Week of April 21
On April 18, 1962, the U.S. Army 8th Field Hospital became operational. Attached to the hospital was the 57th Medical Detachment, the first helicopter ambulance unit in Vietnam. The 8th Field Hospital and the 57th Medical Detachment were based at Nha Trang, on South Vietnam’s south-central coast. The Nha Trang hospital remained the primary treatment facility for all U.S. military personnel in South Vietnam until 1963, when the Navy established its own facility in Sài Gòn.
The 57th Medical Detachment and its commander, Major Charles Kelly, chose the call sign “Dust Off” for their helicopter ambulance and rescue missions. Their first rescue mission occurred on May 12, 1962. Major Kelly was killed in action in 1964, but the nickname for medevacs stuck, and the “Dust Off” along with images of UH-1 “Huey” helicopters painted with the large red and white cross became iconic features of the Vietnam War.
Advances in helicopter technology transformed the way the United States waged war in Vietnam. Newer helicopters developed after the early 1950s and the Korean War ushered in a new era, featuring airmobile warfare, helicopter gunships, rapid artillery emplacement, combat search and rescue, and aircraft and vehicle recovery, to name but a few innovations. But arguably, the most important advance was the use of helicopters to quickly evacuate wounded men from the battlefield. As a result of Dust Offs, many casualties were able to reach a medical facility within minutes of being wounded, saving many lives that might have been lost in previous wars. Between 1962 and 1973, the crews of Army, Navy, Marine Corps, and Air Force helicopters transported over 900,000 casualties to medical facilities, often at great peril and in the face of enemy fire.

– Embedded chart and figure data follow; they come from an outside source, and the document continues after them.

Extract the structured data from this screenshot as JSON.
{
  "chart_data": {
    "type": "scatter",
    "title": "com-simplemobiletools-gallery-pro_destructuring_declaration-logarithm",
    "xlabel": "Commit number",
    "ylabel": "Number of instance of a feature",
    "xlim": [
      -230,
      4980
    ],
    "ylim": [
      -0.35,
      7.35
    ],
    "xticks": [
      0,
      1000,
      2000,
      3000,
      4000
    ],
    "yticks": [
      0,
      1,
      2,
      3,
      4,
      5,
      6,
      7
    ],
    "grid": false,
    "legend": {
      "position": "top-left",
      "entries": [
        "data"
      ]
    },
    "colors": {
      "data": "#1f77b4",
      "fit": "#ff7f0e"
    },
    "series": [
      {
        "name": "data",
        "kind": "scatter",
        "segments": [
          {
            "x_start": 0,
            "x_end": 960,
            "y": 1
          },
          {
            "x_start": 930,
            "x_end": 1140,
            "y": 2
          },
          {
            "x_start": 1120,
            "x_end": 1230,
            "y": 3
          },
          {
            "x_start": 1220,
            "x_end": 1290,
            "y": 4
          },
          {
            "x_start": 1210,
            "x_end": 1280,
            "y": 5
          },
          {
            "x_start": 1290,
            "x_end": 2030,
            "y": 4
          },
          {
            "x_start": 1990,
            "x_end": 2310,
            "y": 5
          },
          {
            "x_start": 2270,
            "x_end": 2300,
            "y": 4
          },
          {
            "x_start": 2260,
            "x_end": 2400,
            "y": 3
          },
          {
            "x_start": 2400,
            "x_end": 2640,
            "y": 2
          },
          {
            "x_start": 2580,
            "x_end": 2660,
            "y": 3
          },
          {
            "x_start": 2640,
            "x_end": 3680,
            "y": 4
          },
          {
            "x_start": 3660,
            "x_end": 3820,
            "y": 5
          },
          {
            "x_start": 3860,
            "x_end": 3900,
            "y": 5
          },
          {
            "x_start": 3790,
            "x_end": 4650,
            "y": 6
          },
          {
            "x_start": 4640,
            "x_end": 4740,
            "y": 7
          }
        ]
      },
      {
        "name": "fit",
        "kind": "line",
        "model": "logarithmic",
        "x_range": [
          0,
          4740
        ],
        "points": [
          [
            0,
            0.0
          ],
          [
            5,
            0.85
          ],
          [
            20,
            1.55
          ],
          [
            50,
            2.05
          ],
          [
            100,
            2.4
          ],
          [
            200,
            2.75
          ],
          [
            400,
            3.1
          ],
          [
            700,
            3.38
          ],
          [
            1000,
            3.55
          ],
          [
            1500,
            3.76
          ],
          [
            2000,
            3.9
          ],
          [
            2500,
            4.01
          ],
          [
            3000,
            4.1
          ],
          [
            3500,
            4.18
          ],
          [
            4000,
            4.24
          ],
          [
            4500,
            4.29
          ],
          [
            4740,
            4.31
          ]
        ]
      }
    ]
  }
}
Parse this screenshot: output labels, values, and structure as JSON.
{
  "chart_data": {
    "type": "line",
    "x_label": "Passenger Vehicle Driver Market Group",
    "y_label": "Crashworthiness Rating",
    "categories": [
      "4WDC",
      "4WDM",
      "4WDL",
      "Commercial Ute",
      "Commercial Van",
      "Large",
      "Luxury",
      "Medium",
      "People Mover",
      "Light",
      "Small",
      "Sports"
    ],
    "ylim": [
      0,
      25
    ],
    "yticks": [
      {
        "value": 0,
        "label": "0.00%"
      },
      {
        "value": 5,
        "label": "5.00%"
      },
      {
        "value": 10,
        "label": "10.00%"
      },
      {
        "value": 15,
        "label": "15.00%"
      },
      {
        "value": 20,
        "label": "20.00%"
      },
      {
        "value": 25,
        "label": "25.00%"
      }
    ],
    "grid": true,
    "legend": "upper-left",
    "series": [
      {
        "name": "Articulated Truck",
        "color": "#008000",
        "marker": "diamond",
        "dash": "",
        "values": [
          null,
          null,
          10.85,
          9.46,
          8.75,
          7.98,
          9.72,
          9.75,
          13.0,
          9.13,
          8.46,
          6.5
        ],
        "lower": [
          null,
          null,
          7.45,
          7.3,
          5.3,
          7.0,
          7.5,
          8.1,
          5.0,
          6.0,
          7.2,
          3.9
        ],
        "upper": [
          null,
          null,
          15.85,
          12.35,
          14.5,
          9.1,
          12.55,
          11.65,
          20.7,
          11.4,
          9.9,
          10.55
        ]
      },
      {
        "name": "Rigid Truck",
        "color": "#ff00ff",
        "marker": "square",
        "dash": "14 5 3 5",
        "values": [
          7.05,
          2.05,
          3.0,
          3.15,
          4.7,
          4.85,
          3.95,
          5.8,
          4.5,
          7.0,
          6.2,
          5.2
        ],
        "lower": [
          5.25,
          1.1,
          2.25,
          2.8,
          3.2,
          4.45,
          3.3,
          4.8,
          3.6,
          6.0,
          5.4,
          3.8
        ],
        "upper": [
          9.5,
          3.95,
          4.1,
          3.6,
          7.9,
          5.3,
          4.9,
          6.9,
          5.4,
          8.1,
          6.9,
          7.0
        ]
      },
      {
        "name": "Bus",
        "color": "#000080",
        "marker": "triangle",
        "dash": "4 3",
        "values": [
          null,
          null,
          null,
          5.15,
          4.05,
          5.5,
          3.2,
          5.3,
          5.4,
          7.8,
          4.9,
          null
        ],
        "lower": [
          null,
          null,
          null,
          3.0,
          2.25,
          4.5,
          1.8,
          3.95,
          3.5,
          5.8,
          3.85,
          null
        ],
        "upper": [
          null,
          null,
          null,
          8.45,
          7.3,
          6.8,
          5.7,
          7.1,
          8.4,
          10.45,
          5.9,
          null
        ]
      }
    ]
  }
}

Helicopters also changed other aspects of medical treatment in a war zone. The 8th Field Hospital was stationary at Nha Trang, as were the vast majority of major medical facilities in Vietnam. Unlike in the Korean War and World War II, medical aid stations did not often need to be mobile. Instead, after patients were stabilized on the battlefield by medics and corpsmen, helicopters could transport wounded men and women to nurses and doctors more efficiently than if hospitals themselves had needed to be moved. In a war with no front lines and very few set-piece battles, this development proved crucial. Wounded personnel had a statistically higher chance of survival during the war in Vietnam than in any previous U.S. war thanks to Dust Offs and to advancements in care such as better access to blood, plasma, antibiotics, oxygen, and the emergence of surgical vascular repair. At the height of the war, in 1968, the Department of Defense had 19 hospital units with over 5,200 beds in South Vietnam, with additional hospitals in Okinawa, Japan, and Thailand where some patients were taken via aeromedical evacuation aircraft.1
1Mary T. Sarnecky, A History of the U.S. Army Nurse Corps, (Philadelphia: University of Pennsylvania Press, 1999), see especially 332–34; Peter Dorland and James Nanney, Dust Off: Army Aeromedical Evacuation in Vietnam (Washington, D.C.: Center of Military History, 2008). See also O’Neill Barrett, U.S. Medicine in Vietnam: The Early Years (Washington, D.C.: Office of the Surgeon General and Center of Military History, 1982), 22, http://history.amedd.army.mil/booksdocs/vietnam/genmedvn/default.html (accessed 3/25/14); Spencer C. Tucker, The Encyclopedia of the Vietnam War: A Political, Social, and Military History (2nd edition; Santa Barbara, CA: ABC-CLIO, 2011), 320.